Whose ignorance? That of our collective peers towards Asian American issues. In a society that swears by a slew of racial stereotypes (twenty of which have popped into your mind already), people don’t know that there is an ongoing crop of activism and protest pitted against such poor actions. Campaigns dealing with Saigon Grill and Lafayette High School pass over people’s heads like nothing, and even when racism screams in our faces we tend to care more about the new ID card’s swipe access, who got CAVA-ed at EC, or the impressionable freshmen that don’t know to hide their plastic badges.
If the ignorance thing did not happen on a daily basis and if the social/political differences that some people made carried through with a bigger bang, we would just write commentary on how Swish and Ollie’s are not the epitome of great Pan-Asian cuisine and so not worth your money (*cough* go here instead).
But that’s not really how it is right now; sometimes, sitting in 212 at 3 am isn’t enough to contain our squeamish discontent and frequent outcries, followed by many unwritten papers and extra coffee.
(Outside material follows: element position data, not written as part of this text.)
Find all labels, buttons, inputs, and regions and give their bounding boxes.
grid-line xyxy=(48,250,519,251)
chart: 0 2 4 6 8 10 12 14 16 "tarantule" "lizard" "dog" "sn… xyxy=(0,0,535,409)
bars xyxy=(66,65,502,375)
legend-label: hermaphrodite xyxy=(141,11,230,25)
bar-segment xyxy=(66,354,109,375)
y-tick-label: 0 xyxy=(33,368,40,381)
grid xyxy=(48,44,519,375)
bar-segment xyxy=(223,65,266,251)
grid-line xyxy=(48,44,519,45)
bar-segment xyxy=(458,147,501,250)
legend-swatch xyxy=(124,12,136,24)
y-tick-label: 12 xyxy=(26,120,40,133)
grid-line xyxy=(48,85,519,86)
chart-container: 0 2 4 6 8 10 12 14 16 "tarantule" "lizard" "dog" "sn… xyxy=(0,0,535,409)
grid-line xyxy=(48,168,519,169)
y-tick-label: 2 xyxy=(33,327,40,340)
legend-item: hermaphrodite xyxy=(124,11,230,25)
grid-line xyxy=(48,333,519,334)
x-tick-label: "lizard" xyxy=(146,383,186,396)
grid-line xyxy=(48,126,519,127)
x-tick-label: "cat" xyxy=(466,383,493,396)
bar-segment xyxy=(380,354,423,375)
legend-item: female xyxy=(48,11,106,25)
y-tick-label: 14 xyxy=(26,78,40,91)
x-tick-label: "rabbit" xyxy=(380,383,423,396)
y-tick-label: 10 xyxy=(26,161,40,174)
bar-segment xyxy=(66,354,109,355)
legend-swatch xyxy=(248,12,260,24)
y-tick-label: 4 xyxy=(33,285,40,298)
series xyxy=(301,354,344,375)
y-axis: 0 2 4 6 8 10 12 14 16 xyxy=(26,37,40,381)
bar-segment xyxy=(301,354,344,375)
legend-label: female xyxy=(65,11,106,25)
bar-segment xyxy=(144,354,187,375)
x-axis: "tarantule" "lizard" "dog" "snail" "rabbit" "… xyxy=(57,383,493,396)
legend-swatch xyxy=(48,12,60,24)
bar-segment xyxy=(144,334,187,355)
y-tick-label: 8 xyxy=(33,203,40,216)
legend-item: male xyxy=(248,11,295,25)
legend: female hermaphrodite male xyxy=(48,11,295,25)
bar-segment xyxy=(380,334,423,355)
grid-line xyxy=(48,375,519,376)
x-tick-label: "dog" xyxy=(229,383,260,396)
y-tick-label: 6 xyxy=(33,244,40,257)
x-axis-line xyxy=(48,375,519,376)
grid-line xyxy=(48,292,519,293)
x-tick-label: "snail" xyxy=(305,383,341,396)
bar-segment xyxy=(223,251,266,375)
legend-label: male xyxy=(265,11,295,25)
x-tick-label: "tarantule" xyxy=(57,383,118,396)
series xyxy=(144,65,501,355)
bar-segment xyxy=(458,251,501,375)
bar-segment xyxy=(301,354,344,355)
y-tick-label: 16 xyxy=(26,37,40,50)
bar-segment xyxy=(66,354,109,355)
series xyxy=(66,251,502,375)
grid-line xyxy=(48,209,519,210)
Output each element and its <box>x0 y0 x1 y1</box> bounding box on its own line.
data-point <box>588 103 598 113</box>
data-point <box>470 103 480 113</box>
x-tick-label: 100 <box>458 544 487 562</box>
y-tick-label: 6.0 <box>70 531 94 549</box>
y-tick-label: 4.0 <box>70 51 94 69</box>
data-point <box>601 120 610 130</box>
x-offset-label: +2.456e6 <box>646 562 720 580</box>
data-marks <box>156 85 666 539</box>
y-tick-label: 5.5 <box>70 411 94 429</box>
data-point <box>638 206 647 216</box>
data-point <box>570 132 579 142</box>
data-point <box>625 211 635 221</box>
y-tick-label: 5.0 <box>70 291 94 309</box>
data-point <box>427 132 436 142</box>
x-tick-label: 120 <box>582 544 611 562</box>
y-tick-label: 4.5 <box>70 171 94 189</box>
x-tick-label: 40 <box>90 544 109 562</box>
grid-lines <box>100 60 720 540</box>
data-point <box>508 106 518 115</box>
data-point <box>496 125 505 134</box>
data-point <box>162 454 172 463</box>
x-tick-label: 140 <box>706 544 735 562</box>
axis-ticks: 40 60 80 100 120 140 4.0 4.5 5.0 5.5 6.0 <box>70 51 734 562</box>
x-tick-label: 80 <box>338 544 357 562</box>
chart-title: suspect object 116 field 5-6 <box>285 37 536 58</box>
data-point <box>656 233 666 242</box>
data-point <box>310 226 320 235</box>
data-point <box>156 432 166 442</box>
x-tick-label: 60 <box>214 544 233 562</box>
We’d like to give people a more comfortable space—the internet—to explore the so-called other world that they are so afraid to venture into, to advise them to pay attention to things that have gone unnoticed for too long.
The Last Note: Granted, anything wearing the heavy scent of an Ivy League education (and some of you scoff because Barnard supposedly doesn’t count) sounds obnoxious and dismissible, even more so when coming from a group of people whose food is deemed a health hazard. (Not that all Asians are Chinese, but would you have told them apart anyway?)